In re Victoria Toliver, Case No. 17-20724 (August 2019) -- Chief Judge G.M. Halfenger
The confirmed chapter 13 plan provides for payment with interest by the trustee of Consumer Portfolio Services Inc.'s claim secured by the debtor's vehicle. The debtor filed a request to modify the plan to surrender the vehicle and discontinue payments on CPS's secured claim. CPS objected to the proposed modification asserting that 11 U.S.C. §1329(a) does not permit such a modification and that the modification was not proposed in good faith, as required by 11 U.S.C. §§1329(b) & 1325(a)(3). The court concluded that the debtor's proposed modification is to "reduce the amount of payments on claims of a particular class provided for by the plan", as allowed by §1329(a)(1), and that the good-faith inquiry requires an evidentiary hearing.

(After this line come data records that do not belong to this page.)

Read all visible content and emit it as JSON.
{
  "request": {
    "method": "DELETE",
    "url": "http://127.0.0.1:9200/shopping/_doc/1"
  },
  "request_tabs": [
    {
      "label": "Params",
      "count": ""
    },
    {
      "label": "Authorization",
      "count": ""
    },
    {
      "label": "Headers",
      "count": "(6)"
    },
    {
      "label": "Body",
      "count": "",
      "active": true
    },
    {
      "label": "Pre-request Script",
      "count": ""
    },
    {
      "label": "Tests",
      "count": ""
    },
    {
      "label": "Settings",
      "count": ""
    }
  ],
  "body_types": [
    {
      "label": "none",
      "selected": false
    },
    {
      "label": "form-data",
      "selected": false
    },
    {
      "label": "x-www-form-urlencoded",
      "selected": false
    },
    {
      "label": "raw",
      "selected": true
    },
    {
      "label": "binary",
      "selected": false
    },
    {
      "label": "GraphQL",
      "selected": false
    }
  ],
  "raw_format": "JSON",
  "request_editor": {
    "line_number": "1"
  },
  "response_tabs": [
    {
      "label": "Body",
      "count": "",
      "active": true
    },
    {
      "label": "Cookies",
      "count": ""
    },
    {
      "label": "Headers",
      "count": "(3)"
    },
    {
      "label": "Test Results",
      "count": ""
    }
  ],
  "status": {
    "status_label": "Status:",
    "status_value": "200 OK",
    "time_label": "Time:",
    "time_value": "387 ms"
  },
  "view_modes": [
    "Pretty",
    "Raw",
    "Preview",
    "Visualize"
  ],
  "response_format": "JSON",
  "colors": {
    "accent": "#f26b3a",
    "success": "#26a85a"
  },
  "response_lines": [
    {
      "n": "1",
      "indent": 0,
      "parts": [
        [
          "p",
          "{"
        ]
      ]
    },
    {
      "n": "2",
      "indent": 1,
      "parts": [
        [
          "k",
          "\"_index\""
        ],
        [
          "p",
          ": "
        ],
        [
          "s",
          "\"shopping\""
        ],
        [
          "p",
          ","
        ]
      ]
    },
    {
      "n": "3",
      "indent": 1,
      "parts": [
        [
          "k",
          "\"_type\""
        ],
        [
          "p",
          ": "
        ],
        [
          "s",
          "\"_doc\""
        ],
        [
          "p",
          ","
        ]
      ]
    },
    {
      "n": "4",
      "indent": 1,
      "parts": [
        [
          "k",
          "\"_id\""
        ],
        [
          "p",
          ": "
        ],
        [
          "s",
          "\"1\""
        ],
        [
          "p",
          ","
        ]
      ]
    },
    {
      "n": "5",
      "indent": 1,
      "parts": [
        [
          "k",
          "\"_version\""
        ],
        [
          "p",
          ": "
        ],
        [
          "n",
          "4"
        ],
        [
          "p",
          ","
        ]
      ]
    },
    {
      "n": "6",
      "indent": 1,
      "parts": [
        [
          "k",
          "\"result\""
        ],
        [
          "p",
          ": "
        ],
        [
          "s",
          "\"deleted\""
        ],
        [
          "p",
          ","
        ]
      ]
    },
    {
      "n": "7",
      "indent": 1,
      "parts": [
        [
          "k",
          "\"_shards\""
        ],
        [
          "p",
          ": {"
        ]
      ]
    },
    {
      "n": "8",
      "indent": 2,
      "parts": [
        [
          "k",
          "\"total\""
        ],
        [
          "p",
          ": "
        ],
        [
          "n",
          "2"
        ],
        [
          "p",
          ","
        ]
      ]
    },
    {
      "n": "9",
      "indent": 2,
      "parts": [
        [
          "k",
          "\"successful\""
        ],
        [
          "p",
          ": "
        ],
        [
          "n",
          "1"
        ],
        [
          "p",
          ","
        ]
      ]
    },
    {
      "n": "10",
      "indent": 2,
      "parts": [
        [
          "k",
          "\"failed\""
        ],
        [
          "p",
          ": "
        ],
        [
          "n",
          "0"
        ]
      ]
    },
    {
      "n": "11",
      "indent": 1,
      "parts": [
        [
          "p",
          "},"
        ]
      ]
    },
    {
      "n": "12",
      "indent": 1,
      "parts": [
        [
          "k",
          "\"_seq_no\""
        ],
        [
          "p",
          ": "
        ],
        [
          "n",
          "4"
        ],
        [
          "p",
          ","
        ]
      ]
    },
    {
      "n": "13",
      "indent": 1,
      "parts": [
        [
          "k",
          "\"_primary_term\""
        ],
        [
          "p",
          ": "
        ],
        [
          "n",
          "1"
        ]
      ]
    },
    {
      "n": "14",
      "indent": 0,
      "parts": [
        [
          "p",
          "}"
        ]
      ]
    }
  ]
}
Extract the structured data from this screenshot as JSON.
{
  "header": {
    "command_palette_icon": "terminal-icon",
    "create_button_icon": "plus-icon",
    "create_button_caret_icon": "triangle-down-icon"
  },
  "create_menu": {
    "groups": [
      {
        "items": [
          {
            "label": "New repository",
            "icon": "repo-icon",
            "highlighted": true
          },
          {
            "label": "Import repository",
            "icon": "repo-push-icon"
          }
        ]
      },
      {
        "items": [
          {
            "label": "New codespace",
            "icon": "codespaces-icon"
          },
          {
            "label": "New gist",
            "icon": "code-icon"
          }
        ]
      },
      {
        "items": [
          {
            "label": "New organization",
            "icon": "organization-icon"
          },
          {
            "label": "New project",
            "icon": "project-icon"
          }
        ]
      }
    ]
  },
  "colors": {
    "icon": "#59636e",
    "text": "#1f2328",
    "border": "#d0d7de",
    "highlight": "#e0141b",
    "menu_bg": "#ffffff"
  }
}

In re Pansier, Case No. 18-22297-beh, 2019 WL 3561593 (August 2019) -- Judge B.E. Hanan
The pro se debtors sought the bankruptcy judge’s disqualification under 28 U.S.C. § 455(a)—which requires a judge to disqualify herself in any proceeding in which her impartiality might reasonably be questioned—based solely on the Court’s adverse legal rulings and excerpts of statements the Court made at related hearings. After carefully considering each of the twelve alleged bases for recusal identified in the motion, the Court denied the debtors’ request, concluding that a thoughtful and well-informed observer would not view the judge as displaying a deep-seated favoritism or antagonism that would make fair judgment impossible. The Court also observed that granting the debtors’ motion in the circumstances would set a dangerous precedent and create a system where unhappy litigants could demand recusal by any judge who issues one or more adverse rulings or otherwise disagrees with a litigant’s legal theories.